9. Tasks verwalten über die Kommandozeile: Todotxt
Was jetzt noch bleibt, ist die Verwaltung der eigenen To-dos. Wer hier im Netz ein bisschen sucht, stößt schnell auf Tracks oder Chandler, die beiden einzigen, ernsthaften To-do-Apps, die ihr problemlos selbst hosten könnt. Ich aber habe mich für ein anderes Tool entschieden: Todo.txt – eine To-do-Lösung für Kommandozeilenliebhaber.
Todo.txt funktioniert mit einem Shell-Skript, das alle Tasks, die ihr anlegt, in einer Text-Datei namens todo.txt speichert, die ihr an einem beliebigen Ort ablegen könnt. Ich habe mich dafür entschieden, sie in einem ownCloud-Ordner zu speichern, was den Vorteil hat, dass ich die Konfiguration für Todo.txt auch auf meinem Server anlegen kann und so – da alle Dateien in ownCloud über relative Pfadangaben erreichbar sind – per Shell von jedem Rechner auf meine To-dos Zugriff habe. Mit Seafile beispielsweise wäre das nicht möglich, da Seafile alle Dateien in einer eigenen Dateistruktur versteckt. Einziger Nachteil: Ich habe auf meine To-dos nur bedingt Zugriff von Smartphone oder Tablet. Zwar gibt es eine iOS- und eine Android-App für Todo.txt, die aber können nur mit Dropbox zusammenarbeiten, nicht mit ownCloud. Ich allerdings brauche meine To-dos unterwegs eher selten, weshalb mir auch hier der Zugriff über eine App wie WebSSH (oder für Android JuiceSSH) völlig ausreicht.
Datenhoheit: Ein Stück mehr Unabhängigkeit
Zugegeben, es steckt einiges an Zeit, Arbeit und Nerven dahinter, alle diese Dienste zu finden, zu installieren und zu konfigurieren – zumal jeder einzelne auch gewartet und geupdatet werden muss, was euch etablierte Anbieter natürlich abnehmen.
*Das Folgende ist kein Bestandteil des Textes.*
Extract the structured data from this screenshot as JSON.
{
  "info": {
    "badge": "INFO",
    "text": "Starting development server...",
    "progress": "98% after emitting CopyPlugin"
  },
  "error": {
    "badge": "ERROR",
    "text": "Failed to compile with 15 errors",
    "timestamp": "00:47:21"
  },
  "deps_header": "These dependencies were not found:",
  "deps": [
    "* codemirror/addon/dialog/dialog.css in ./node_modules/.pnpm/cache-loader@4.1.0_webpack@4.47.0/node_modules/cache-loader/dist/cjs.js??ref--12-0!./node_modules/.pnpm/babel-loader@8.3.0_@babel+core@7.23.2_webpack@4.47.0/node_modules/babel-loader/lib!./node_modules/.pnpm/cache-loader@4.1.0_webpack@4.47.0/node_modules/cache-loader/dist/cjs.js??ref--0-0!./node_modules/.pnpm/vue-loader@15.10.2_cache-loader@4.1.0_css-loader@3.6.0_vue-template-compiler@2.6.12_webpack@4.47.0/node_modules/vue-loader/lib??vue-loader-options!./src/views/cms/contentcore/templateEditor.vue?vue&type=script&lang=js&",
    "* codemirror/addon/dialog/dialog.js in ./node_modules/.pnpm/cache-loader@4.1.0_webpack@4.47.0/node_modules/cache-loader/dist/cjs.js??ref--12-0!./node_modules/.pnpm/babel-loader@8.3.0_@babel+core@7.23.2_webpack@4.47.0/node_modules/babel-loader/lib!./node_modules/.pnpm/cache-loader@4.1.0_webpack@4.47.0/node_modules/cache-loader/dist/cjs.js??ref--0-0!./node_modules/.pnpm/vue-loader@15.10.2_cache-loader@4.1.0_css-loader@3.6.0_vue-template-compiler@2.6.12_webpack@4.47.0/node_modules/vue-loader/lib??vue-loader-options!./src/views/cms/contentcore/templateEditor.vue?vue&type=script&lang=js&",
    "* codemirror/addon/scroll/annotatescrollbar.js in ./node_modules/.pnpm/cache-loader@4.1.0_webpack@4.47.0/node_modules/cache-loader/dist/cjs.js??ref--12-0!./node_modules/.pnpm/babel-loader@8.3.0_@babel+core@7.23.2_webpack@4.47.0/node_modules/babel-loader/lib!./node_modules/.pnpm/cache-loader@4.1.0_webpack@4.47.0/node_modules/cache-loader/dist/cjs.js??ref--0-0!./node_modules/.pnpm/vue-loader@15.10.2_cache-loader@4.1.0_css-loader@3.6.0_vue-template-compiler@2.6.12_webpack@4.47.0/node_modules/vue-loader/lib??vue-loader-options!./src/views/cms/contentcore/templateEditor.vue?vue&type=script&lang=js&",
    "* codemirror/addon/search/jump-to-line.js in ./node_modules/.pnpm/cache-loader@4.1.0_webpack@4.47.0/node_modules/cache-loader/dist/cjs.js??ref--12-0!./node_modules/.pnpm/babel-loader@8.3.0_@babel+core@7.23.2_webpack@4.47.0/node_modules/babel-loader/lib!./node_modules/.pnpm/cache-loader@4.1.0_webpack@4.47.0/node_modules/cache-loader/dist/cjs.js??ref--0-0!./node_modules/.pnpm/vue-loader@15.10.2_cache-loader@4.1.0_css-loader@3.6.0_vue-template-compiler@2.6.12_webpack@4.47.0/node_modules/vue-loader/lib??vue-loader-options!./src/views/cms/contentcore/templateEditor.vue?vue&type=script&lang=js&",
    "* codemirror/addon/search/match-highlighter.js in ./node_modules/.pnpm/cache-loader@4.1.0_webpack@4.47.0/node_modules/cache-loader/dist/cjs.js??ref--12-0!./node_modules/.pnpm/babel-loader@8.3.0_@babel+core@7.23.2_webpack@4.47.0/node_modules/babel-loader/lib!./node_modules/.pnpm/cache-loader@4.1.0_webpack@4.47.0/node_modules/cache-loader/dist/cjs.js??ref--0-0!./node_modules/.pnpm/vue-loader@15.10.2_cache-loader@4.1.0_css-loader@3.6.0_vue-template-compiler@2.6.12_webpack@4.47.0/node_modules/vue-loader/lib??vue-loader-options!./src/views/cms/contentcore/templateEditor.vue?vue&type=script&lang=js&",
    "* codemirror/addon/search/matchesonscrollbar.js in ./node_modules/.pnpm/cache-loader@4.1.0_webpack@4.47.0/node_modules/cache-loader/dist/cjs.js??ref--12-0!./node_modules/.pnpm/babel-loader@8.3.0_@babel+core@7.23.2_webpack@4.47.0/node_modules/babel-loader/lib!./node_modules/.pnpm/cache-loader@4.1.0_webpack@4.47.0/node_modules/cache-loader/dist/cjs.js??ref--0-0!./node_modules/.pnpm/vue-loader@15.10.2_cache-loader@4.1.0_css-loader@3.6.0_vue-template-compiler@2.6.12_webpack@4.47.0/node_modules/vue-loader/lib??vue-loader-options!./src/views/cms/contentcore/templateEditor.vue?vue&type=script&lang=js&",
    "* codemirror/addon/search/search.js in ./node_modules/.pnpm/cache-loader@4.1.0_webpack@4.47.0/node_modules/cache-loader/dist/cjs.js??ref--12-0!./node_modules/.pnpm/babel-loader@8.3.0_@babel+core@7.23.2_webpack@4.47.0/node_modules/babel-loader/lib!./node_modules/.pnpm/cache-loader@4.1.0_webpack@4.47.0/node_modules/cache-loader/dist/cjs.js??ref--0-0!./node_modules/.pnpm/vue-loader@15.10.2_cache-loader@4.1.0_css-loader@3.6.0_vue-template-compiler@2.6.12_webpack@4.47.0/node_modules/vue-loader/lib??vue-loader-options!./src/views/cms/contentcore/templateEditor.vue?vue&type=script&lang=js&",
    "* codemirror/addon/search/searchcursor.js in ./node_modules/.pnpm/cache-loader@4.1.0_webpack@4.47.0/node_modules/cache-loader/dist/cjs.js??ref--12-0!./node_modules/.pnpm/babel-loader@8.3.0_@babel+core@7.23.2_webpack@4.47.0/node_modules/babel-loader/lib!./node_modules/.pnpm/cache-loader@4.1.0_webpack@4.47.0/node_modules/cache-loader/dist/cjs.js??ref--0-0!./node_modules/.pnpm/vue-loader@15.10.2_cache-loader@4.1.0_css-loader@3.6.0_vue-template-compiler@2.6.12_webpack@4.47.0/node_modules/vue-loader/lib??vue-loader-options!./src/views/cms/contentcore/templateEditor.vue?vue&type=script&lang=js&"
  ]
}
„Wir haben die Wahl, uns zwischen anspruchsvollen, fordernden und Convenience-Technologien zu entscheiden.“
Schon in meinem Artikel zu Facebook habe ich Tim Wu zitiert, und nach dem vergangenen Jahr kann ich nur wiederholen, was ich damals geschrieben habe: Wir haben die Wahl, uns zwischen anspruchsvollen, fordernden Technologien und „Convenience-Technologien“ zu entscheiden. Und die fordernden Technologien zeichnen nun mal drei Dinge aus: „It is technology that takes time to master, whose usage is highly occupying, and whose operation includes some real risk of failure.“
Doch heute kann ich dem auch etwas hinzufügen. Zwar bin ich nicht komplett unabhängig – das wäre vermessen –, aber ein Stück freier als vorher. Nach wie vor nutze ich Betriebssysteme, Apps und Dienste, denen ich nicht immer mit einem guten Gefühl Daten anvertraue. Doch ich habe neun Wege gefunden, ein Stück Datenhoheit zurückzugewinnen, und die wichtigsten Daten habe ich selbst in der Hand. Daran, dass Dienste wie diese immer häufiger genutzt werden, dass immer mehr Startups und Unternehmen an nutzerfreundlichen und trotzdem sicheren Lösungen für verschiedensten Aufgaben arbeiten, dass auch die Wissenschaft sich wieder verstärkt dem Thema Datenhoheit annimmt, merke ich: Es tut sich etwas. Ein gutes Gefühl.
Letztes Update des Artikels: 6. Juli 2015.